Le même jour, Donald Trump a reculé sur les droits de douane de 25 % qu’il avait imposés au Canada et au Mexique, amenant Ottawa à suspendre certaines mesures de représailles. Le président républicain a mis en pause jusqu’au 2 avril les droits de douane de 25 % pour les produits mexicains et canadiens respectant le cahier des charges de l’accord de libre-échange Canada-Etats-Unis-Mexique (ACEUM). Parallèlement, il a décidé de réduire à 10 % les droits de douane imposés à la potasse canadienne, utilisée comme engrais par l’agriculture américaine.
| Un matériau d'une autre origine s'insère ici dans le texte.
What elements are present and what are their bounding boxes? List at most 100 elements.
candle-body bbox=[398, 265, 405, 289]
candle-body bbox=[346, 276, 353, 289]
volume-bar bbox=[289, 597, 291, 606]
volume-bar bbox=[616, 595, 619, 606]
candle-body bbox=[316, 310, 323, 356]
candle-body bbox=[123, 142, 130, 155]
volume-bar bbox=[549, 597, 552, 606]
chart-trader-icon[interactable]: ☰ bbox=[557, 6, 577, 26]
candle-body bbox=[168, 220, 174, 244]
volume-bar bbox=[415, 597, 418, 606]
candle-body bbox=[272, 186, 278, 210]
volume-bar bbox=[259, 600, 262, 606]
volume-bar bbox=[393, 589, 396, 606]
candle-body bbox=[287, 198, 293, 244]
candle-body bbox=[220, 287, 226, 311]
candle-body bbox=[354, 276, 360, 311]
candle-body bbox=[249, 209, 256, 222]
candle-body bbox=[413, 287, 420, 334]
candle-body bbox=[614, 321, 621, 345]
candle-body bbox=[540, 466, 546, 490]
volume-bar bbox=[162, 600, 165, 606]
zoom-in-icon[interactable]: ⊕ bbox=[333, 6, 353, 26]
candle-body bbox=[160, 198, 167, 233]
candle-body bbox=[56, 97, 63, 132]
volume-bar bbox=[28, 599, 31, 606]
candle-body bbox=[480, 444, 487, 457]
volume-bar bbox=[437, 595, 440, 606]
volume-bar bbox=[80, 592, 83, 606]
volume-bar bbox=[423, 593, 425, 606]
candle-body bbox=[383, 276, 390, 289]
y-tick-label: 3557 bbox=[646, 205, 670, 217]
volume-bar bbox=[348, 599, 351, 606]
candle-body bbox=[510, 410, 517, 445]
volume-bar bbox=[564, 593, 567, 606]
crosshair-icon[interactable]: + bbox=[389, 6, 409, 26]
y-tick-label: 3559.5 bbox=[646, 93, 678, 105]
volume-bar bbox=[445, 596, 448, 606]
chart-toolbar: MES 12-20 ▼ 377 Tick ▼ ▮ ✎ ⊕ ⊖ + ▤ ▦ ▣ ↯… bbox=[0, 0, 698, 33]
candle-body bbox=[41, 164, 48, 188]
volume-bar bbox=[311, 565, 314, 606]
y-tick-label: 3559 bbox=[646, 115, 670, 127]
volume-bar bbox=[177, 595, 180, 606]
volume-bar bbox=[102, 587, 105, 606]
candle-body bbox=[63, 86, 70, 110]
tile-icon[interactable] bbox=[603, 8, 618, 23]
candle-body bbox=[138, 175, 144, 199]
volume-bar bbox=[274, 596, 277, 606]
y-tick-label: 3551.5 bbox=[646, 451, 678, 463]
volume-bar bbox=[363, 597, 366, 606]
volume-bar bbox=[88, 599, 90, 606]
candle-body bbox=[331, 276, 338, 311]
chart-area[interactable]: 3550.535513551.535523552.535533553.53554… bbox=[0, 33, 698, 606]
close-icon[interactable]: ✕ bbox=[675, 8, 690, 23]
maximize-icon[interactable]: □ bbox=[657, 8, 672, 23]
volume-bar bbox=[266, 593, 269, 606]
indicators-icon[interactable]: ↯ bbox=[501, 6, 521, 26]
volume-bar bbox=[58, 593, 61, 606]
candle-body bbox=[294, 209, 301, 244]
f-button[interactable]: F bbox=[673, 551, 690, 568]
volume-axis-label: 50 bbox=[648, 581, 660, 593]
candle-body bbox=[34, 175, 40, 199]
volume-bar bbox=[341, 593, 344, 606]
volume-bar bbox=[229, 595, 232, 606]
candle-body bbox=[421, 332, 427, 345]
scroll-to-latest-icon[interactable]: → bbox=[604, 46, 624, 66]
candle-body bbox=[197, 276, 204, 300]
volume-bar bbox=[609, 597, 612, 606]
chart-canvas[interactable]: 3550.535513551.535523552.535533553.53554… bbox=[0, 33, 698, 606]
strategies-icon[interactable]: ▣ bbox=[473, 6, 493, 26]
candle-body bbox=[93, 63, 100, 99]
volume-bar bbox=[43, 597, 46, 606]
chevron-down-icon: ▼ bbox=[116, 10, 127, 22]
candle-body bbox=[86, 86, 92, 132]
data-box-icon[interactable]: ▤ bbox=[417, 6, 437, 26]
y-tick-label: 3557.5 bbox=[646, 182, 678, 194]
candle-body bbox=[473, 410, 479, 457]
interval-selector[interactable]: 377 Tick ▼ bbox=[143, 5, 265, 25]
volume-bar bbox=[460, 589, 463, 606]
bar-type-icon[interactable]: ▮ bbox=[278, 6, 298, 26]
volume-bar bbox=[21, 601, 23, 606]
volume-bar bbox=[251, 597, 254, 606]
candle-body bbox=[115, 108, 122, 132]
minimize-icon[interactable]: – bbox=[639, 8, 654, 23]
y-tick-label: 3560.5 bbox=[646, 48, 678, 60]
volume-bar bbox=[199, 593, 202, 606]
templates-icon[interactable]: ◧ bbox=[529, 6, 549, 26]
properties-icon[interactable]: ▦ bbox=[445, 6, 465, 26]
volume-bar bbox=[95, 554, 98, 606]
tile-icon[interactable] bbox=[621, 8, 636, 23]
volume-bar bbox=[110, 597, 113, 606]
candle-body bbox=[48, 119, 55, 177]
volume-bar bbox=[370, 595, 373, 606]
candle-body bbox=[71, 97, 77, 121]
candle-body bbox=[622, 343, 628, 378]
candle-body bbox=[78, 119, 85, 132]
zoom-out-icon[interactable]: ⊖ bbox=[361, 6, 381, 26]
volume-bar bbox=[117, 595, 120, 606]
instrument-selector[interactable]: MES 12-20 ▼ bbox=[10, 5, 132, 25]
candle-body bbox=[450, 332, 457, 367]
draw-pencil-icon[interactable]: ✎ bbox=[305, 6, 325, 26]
« Cela va grosso modo exclure les produits éligibles à l’ACEUM des droits de douane existants », a déclaré Donald Trump à la presse depuis le Bureau ovale de la Maison Blanche. « Pour protéger nos agriculteurs dans cette période cruciale, nous allons réduire ceux imposés à la potasse canadienne de 25 % à 10 % », a-t-il ajouté.

Une décision qui n’a « rien à voir avec les marchés », a-t-il affirmé à la Maison Blanche. Et d’insister à propos des cours de bourse : « Je ne [les] regarde même pas, car, à long terme, les États-Unis seront très forts avec ce qu’il se passe actuellement ». Reste que l’indice S & P 500 a reculé, jeudi 6 mars, de 1,78 %, tandis que le Nasdaq a perdu 2,61 %. Soit une chute respective de 7 et 10,6 % depuis leur plus haut niveau.

Une chute du cours du bitcoin après l’annonce d’une « réserve stratégique »

En outre, le même jour, Donald Trump a signé un décret pour l’établissement d’une « réserve stratégique de bitcoins », une importante marque de soutien à l’industrie des cryptomonnaies, qui a généreusement contribué au financement de sa dernière campagne présidentielle. Après cette annonce, le cours du bitcoin a perdu jusqu’à 5,7 %. Vers 02 h 45 GMT, il lâchait encore 2,66 % à 87 449 dollars.

En quoi consiste cette « réserve stratégique » ? Les États-Unis possèdent déjà quelque 200 000 bitcoins, selon le conseiller à l’intelligence artificielle (IA) et aux cryptomonnaies de la Maison-Blanche, David Sacks, ce qui représente une valeur d’environ 17,5 milliards de dollars au cours actuel. Ces avoirs sont issus de saisies judiciaires et n’ont pas été achetés par le gouvernement américain. Ces actifs sont supposés être transférés dans cette réserve stratégique, où ils seront stockés pour une durée illimitée.

« La réserve sera alimentée par des bitcoins appartenant au gouvernement fédéral et confisqués dans le cadre de procédures pénales ou civiles. Cela ne coûtera pas un centime aux contribuables (…) Le gouvernement n’acquerra pas d’actifs supplémentaires au-delà de ceux obtenus par le biais de procédures de confiscation », a insisté David Sacks.